Member of the Nebraska Legislature from the 31st district
- In office December 4, 1984 – January 6, 1993
- Preceded by: Gordon McDonald
- Succeeded by: Kate Witek

Personal details
- Born: September 28, 1936 Omaha, Nebraska
- Died: May 26, 2014 (aged 77) Longville, Minnesota
- Party: Democratic
- Spouse: Connie Woodward ​(m. 1959)​
- Children: 6 (Bill, Cathy, Mary, Phil, Jim, David)
- Education: University of Omaha

Military service
- Allegiance: United States
- Branch/service: United States Army
- Years of service: 1958–1960
- Unit: 101st Airborne Division

= Jerry Chizek =

American politician (1936–2014)

Gerald E. "Jerry" Chizek (September 28, 1936 – May 26, 2014) was a Democratic politician from Nebraska who served as a member of the Nebraska Legislature from the 31st district from 1984 to 1993.

==Early career==
Chizek was born in Omaha, Nebraska, and graduated from Omaha South High School, later attending the University of Omaha. He served in the United States Army from 1958 to 1960 in the 101st Airborne Division. Chizek worked for Northwestern Bell, and served as the president of the Local 7400 of the Communications Workers of America.

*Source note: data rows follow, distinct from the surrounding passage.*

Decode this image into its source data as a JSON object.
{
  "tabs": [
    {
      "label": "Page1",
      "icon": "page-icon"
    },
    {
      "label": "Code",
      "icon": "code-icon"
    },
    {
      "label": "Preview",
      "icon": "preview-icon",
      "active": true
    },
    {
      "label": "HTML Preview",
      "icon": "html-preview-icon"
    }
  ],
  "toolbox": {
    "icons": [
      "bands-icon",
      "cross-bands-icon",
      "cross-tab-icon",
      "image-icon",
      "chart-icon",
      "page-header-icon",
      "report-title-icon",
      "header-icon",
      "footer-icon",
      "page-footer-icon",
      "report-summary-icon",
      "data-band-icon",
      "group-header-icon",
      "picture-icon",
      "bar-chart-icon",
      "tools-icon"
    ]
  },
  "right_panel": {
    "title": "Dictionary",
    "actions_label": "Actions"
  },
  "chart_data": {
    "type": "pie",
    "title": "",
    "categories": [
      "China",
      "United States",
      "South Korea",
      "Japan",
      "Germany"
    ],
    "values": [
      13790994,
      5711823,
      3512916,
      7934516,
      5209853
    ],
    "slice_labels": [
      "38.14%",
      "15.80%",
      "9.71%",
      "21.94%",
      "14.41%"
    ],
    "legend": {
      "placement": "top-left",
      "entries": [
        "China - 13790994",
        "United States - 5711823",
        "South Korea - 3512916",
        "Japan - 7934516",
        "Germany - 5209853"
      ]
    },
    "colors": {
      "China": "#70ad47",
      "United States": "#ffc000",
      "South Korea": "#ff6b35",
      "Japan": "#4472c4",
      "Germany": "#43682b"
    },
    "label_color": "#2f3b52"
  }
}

In 1970, Chizek ran for one of two seats on the Metropolitan Utilities District Board. However, he was not nominated in the primary election and did not advance to the general election.

Upon the election of Democrat J. James Exon as Governor in 1970, he appointed Chizek as the state Labor Commissioner, succeeding Tom Doyle. Chizek served during both of Exon's terms as governor, and resigned at the end of 1978 after Republican Charles Thone was elected governor.

==Nebraska Legislature==
In 1984, State Senator Gordon McDonald, who had been appointed to the legislature in 1983 to fill out the remainder of Steve Wiitala's term, declined to run for a full term, and recruited Chizek to succeed him. In the primary election, Chizek faced insurance agent Chuck Sigerson, the former Chairman of the Douglas County Republican Party, and McDonald's name remained on the ballot. Chizek placed first in the primary election, receiving 58 percent of the vote to Sigerson's 31 percent and McDonald's 11 percent. In the general election, Chizek defeated Sigerson by a wide margin, receiving 57 percent of the vote to Sigerson's 43 percent. After Chizek's victory, McDonald resigned from the legislature on December 3, 1984, and Governor Bob Kerrey appointed Chizek to serve out the remaining days of McDonald's term on December 4.

Chizek ran for re-election to a second term in 1988, and was challenged by David Michael Dulaney, an engineer at WOWT. Chizek won 80 percent of the vote in the primary election, and was re-election in the general election in a landslide, winning 77–23 percent.

He declined to run for a third term in 1992.

==Post-legislative career==
After leaving the legislature, Chizek registered as a lobbyist, and in 1996, was named as the executive director of the Nebraska Sheriffs' Association. He later moved to his family's cabin in Longville, Minnesota, where he was the director of the local airport authority and was hired as a lobbyist for the Leech Lake Band of Ojibwe.

==Death==
Chizek died of liver cancer on May 26, 2014.